Crow’s letter — a single handwritten sheet in a blank, sealed envelope, delivered by a taxi-driver and the ink not quite dry — was at once terse and cryptic, which was not unusual and did not at all surprise me. When Titus Crow was idling, then all who wished anything to do with him must also bide their time, but when he was in a hurry—
Henri,
(said the note)
Come as soon as you can, midnight would be fine. I expect you will stay the night. If you have not eaten, don’t — there is food here. I have something of a story to tell you, and in the morning we are to visit a cemetery!
Until I see you —
(signed)
Titus.
The trouble with such invitations was this: I had never been able to refuse them.

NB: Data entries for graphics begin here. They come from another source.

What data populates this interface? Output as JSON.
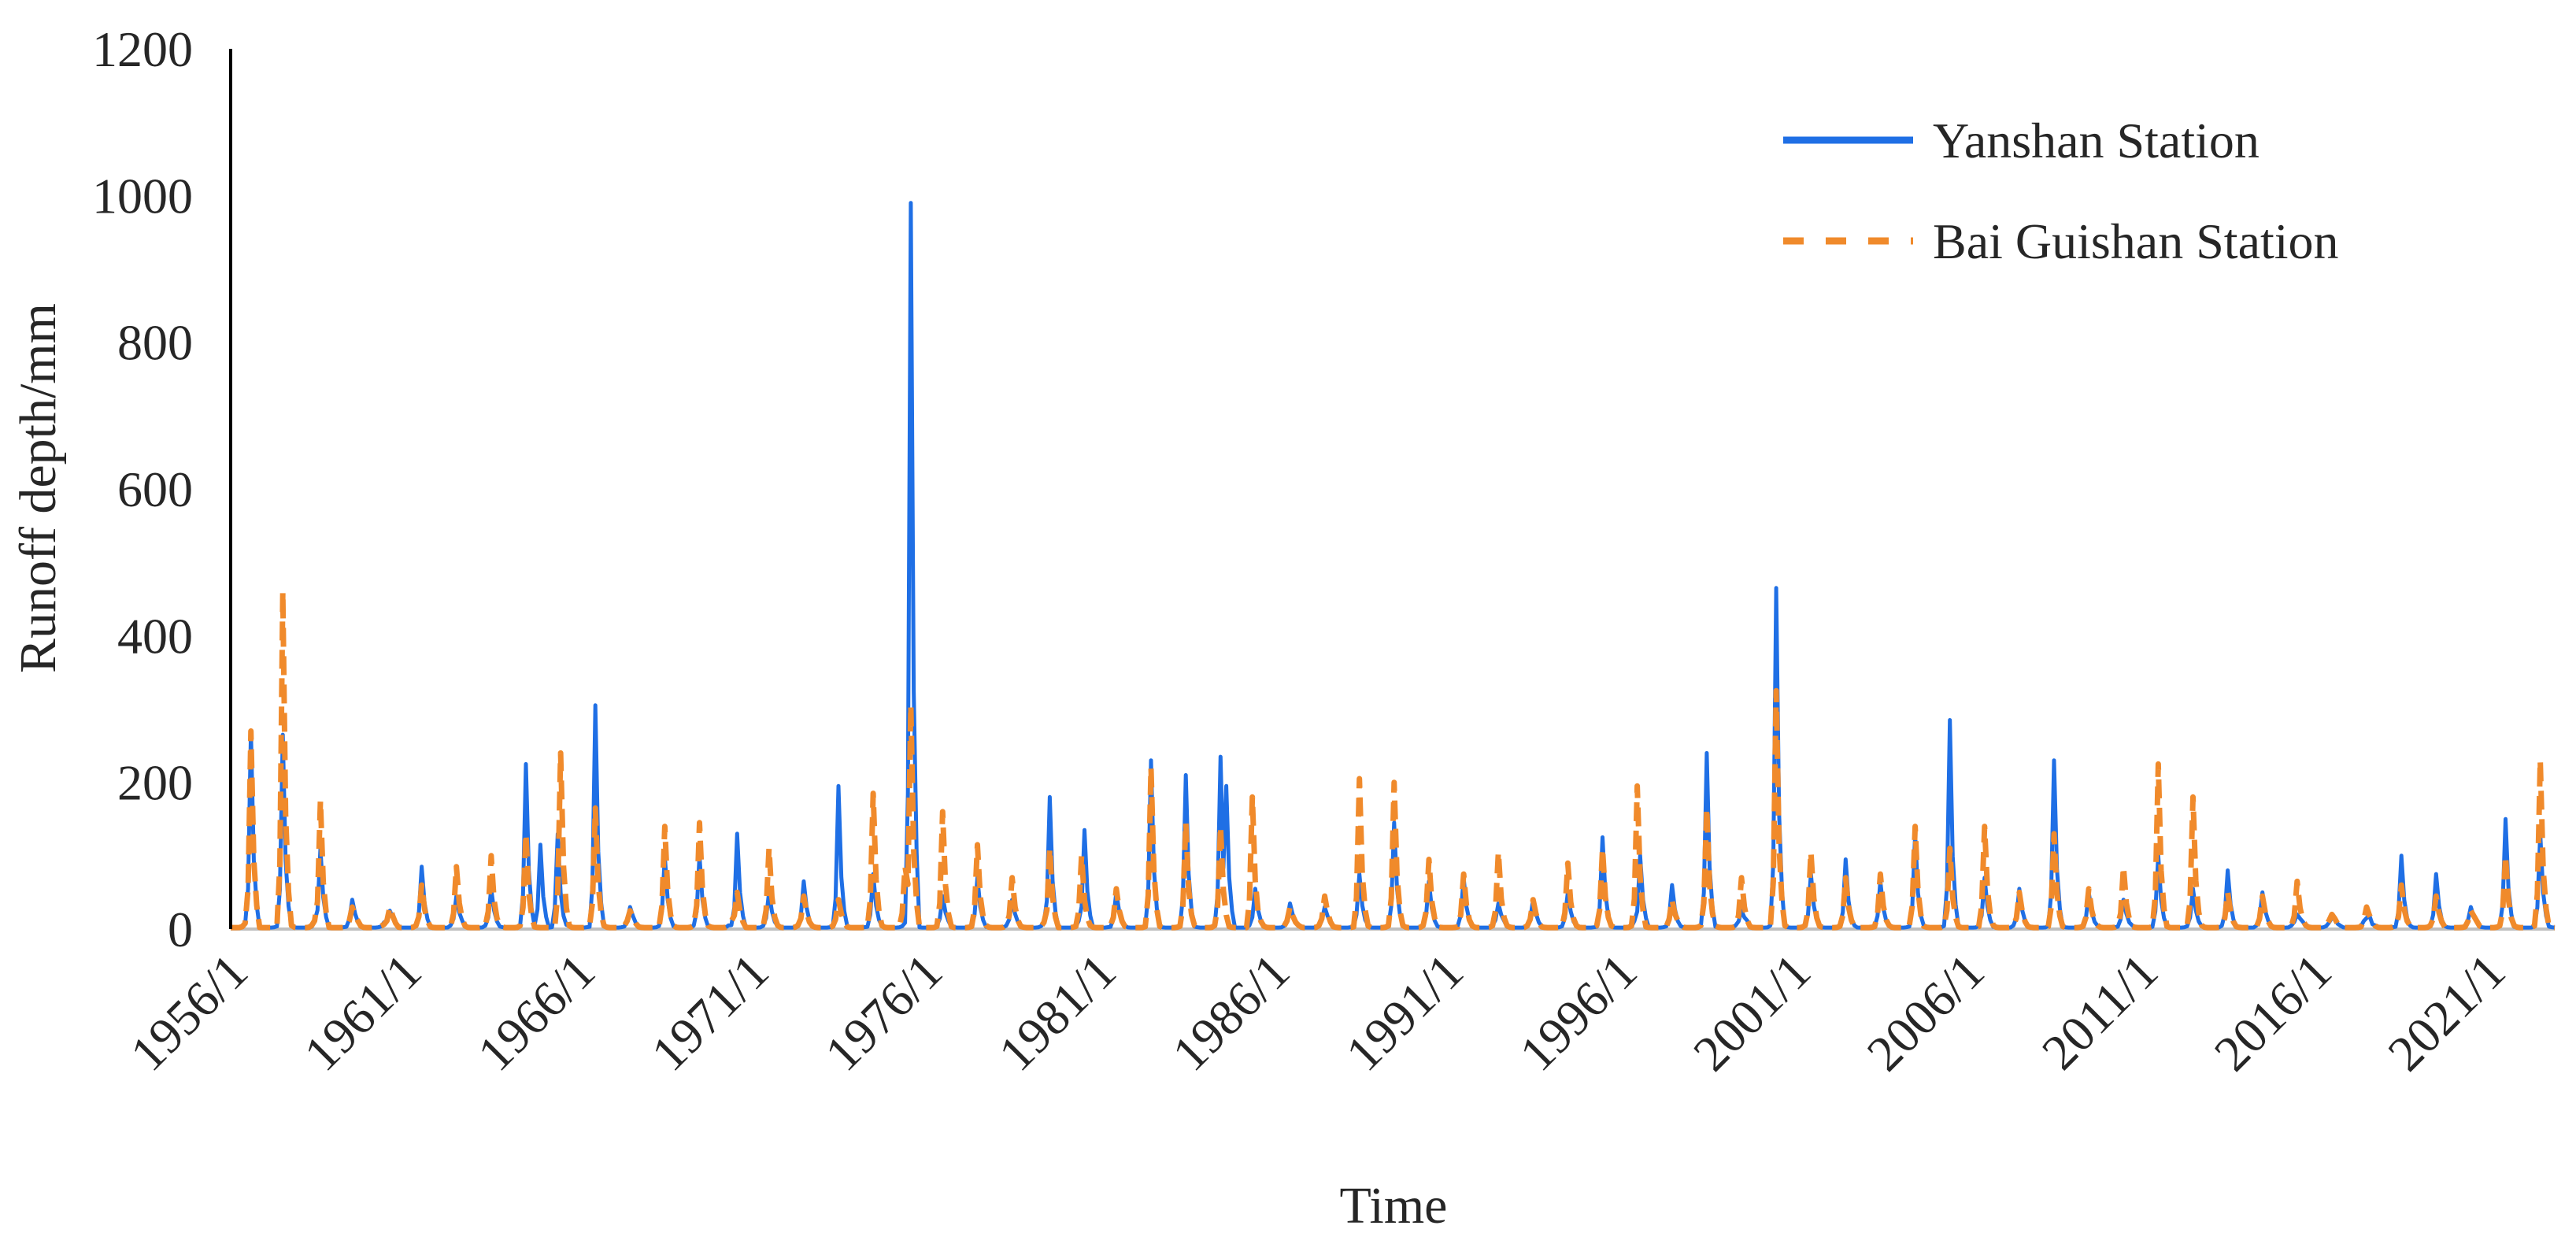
{
  "chart_data": {
    "type": "line",
    "title": "",
    "xlabel": "Time",
    "ylabel": "Runoff depth/mm",
    "ylim": [
      0,
      1200
    ],
    "yticks": [
      "0",
      "200",
      "400",
      "600",
      "800",
      "1000",
      "1200"
    ],
    "xticks": [
      "1956/1",
      "1961/1",
      "1966/1",
      "1971/1",
      "1976/1",
      "1981/1",
      "1986/1",
      "1991/1",
      "1996/1",
      "2001/1",
      "2006/1",
      "2011/1",
      "2016/1",
      "2021/1"
    ],
    "x_start": "1956/1",
    "x_end": "2022/12",
    "x_unit": "month",
    "legend_position": "top-right",
    "grid": false,
    "series": [
      {
        "name": "Yanshan Station",
        "color": "#1f6fe5",
        "style": "solid",
        "peaks": [
          [
            "1956/8",
            270
          ],
          [
            "1957/7",
            265
          ],
          [
            "1958/8",
            110
          ],
          [
            "1959/7",
            40
          ],
          [
            "1960/8",
            25
          ],
          [
            "1961/7",
            85
          ],
          [
            "1962/7",
            45
          ],
          [
            "1963/7",
            55
          ],
          [
            "1964/7",
            225
          ],
          [
            "1964/12",
            115
          ],
          [
            "1965/6",
            130
          ],
          [
            "1966/7",
            305
          ],
          [
            "1967/7",
            30
          ],
          [
            "1968/7",
            100
          ],
          [
            "1969/7",
            100
          ],
          [
            "1970/8",
            130
          ],
          [
            "1971/7",
            50
          ],
          [
            "1972/7",
            65
          ],
          [
            "1973/7",
            195
          ],
          [
            "1974/7",
            75
          ],
          [
            "1975/8",
            990
          ],
          [
            "1976/7",
            45
          ],
          [
            "1977/7",
            70
          ],
          [
            "1978/7",
            40
          ],
          [
            "1979/8",
            180
          ],
          [
            "1980/8",
            135
          ],
          [
            "1981/7",
            50
          ],
          [
            "1982/7",
            230
          ],
          [
            "1983/7",
            210
          ],
          [
            "1984/7",
            235
          ],
          [
            "1984/9",
            195
          ],
          [
            "1985/7",
            55
          ],
          [
            "1986/7",
            35
          ],
          [
            "1987/7",
            30
          ],
          [
            "1988/7",
            75
          ],
          [
            "1989/7",
            145
          ],
          [
            "1990/7",
            65
          ],
          [
            "1991/7",
            70
          ],
          [
            "1992/7",
            35
          ],
          [
            "1993/7",
            40
          ],
          [
            "1994/7",
            50
          ],
          [
            "1995/7",
            125
          ],
          [
            "1996/8",
            100
          ],
          [
            "1997/7",
            60
          ],
          [
            "1998/7",
            240
          ],
          [
            "1999/7",
            25
          ],
          [
            "2000/7",
            465
          ],
          [
            "2001/7",
            75
          ],
          [
            "2002/7",
            95
          ],
          [
            "2003/7",
            65
          ],
          [
            "2004/7",
            130
          ],
          [
            "2005/7",
            285
          ],
          [
            "2006/7",
            70
          ],
          [
            "2007/7",
            55
          ],
          [
            "2008/7",
            230
          ],
          [
            "2009/7",
            50
          ],
          [
            "2010/7",
            40
          ],
          [
            "2011/7",
            100
          ],
          [
            "2012/7",
            55
          ],
          [
            "2013/7",
            80
          ],
          [
            "2014/7",
            50
          ],
          [
            "2015/7",
            20
          ],
          [
            "2016/7",
            15
          ],
          [
            "2017/7",
            15
          ],
          [
            "2018/7",
            100
          ],
          [
            "2019/7",
            75
          ],
          [
            "2020/7",
            30
          ],
          [
            "2021/7",
            150
          ],
          [
            "2022/7",
            130
          ]
        ]
      },
      {
        "name": "Bai Guishan Station",
        "color": "#f08a2b",
        "style": "dashed",
        "peaks": [
          [
            "1956/8",
            270
          ],
          [
            "1957/7",
            460
          ],
          [
            "1958/8",
            175
          ],
          [
            "1959/7",
            30
          ],
          [
            "1960/8",
            30
          ],
          [
            "1961/7",
            60
          ],
          [
            "1962/7",
            85
          ],
          [
            "1963/7",
            100
          ],
          [
            "1964/7",
            130
          ],
          [
            "1965/7",
            240
          ],
          [
            "1966/7",
            165
          ],
          [
            "1967/7",
            25
          ],
          [
            "1968/7",
            140
          ],
          [
            "1969/7",
            145
          ],
          [
            "1970/8",
            50
          ],
          [
            "1971/7",
            110
          ],
          [
            "1972/7",
            45
          ],
          [
            "1973/7",
            40
          ],
          [
            "1974/7",
            185
          ],
          [
            "1975/6",
            85
          ],
          [
            "1975/8",
            305
          ],
          [
            "1976/7",
            160
          ],
          [
            "1977/7",
            115
          ],
          [
            "1978/7",
            70
          ],
          [
            "1979/8",
            110
          ],
          [
            "1980/7",
            100
          ],
          [
            "1981/7",
            55
          ],
          [
            "1982/7",
            220
          ],
          [
            "1983/7",
            145
          ],
          [
            "1984/7",
            140
          ],
          [
            "1985/6",
            180
          ],
          [
            "1986/7",
            30
          ],
          [
            "1987/7",
            45
          ],
          [
            "1988/7",
            205
          ],
          [
            "1989/7",
            200
          ],
          [
            "1990/7",
            95
          ],
          [
            "1991/7",
            75
          ],
          [
            "1992/7",
            105
          ],
          [
            "1993/7",
            40
          ],
          [
            "1994/7",
            90
          ],
          [
            "1995/7",
            110
          ],
          [
            "1996/7",
            195
          ],
          [
            "1997/7",
            40
          ],
          [
            "1998/7",
            165
          ],
          [
            "1999/7",
            70
          ],
          [
            "2000/7",
            325
          ],
          [
            "2001/7",
            105
          ],
          [
            "2002/7",
            70
          ],
          [
            "2003/7",
            75
          ],
          [
            "2004/7",
            140
          ],
          [
            "2005/7",
            110
          ],
          [
            "2006/7",
            140
          ],
          [
            "2007/7",
            50
          ],
          [
            "2008/7",
            130
          ],
          [
            "2009/7",
            55
          ],
          [
            "2010/7",
            85
          ],
          [
            "2011/7",
            225
          ],
          [
            "2012/7",
            180
          ],
          [
            "2013/7",
            50
          ],
          [
            "2014/7",
            45
          ],
          [
            "2015/7",
            65
          ],
          [
            "2016/7",
            20
          ],
          [
            "2017/7",
            30
          ],
          [
            "2018/7",
            60
          ],
          [
            "2019/7",
            45
          ],
          [
            "2020/7",
            25
          ],
          [
            "2021/7",
            100
          ],
          [
            "2022/7",
            230
          ]
        ]
      }
    ]
  }
}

For Crow being what he was, one of London’s foremost occultists, and my own interest in such matters amounting almost to obsession — why, for all its brevity, indeed by the very virtue of that brevity — Crow’s summons was more a Royal Command!
And so I refrained from eating, wrote a number of letters which could not wait, enveloped and stamped them, and left a note for my housekeeper, Mrs. Adams, telling her to post them. She was to expect me when she saw me, but in any matter of urgency I might be contacted at Blowne House. Doubtless the dear lady, when she read that address, would complain bitterly to herself about the influence of ‘that dreadful Crow person,’ for in her eyes Titus had always been to blame for my own deep interest in darkling matters. In all truth, however, my obsession was probably inherited, sealed into my personality as a permanent stamp of my father, the great New Orleans mystic Etienne-Laurent de Marigny.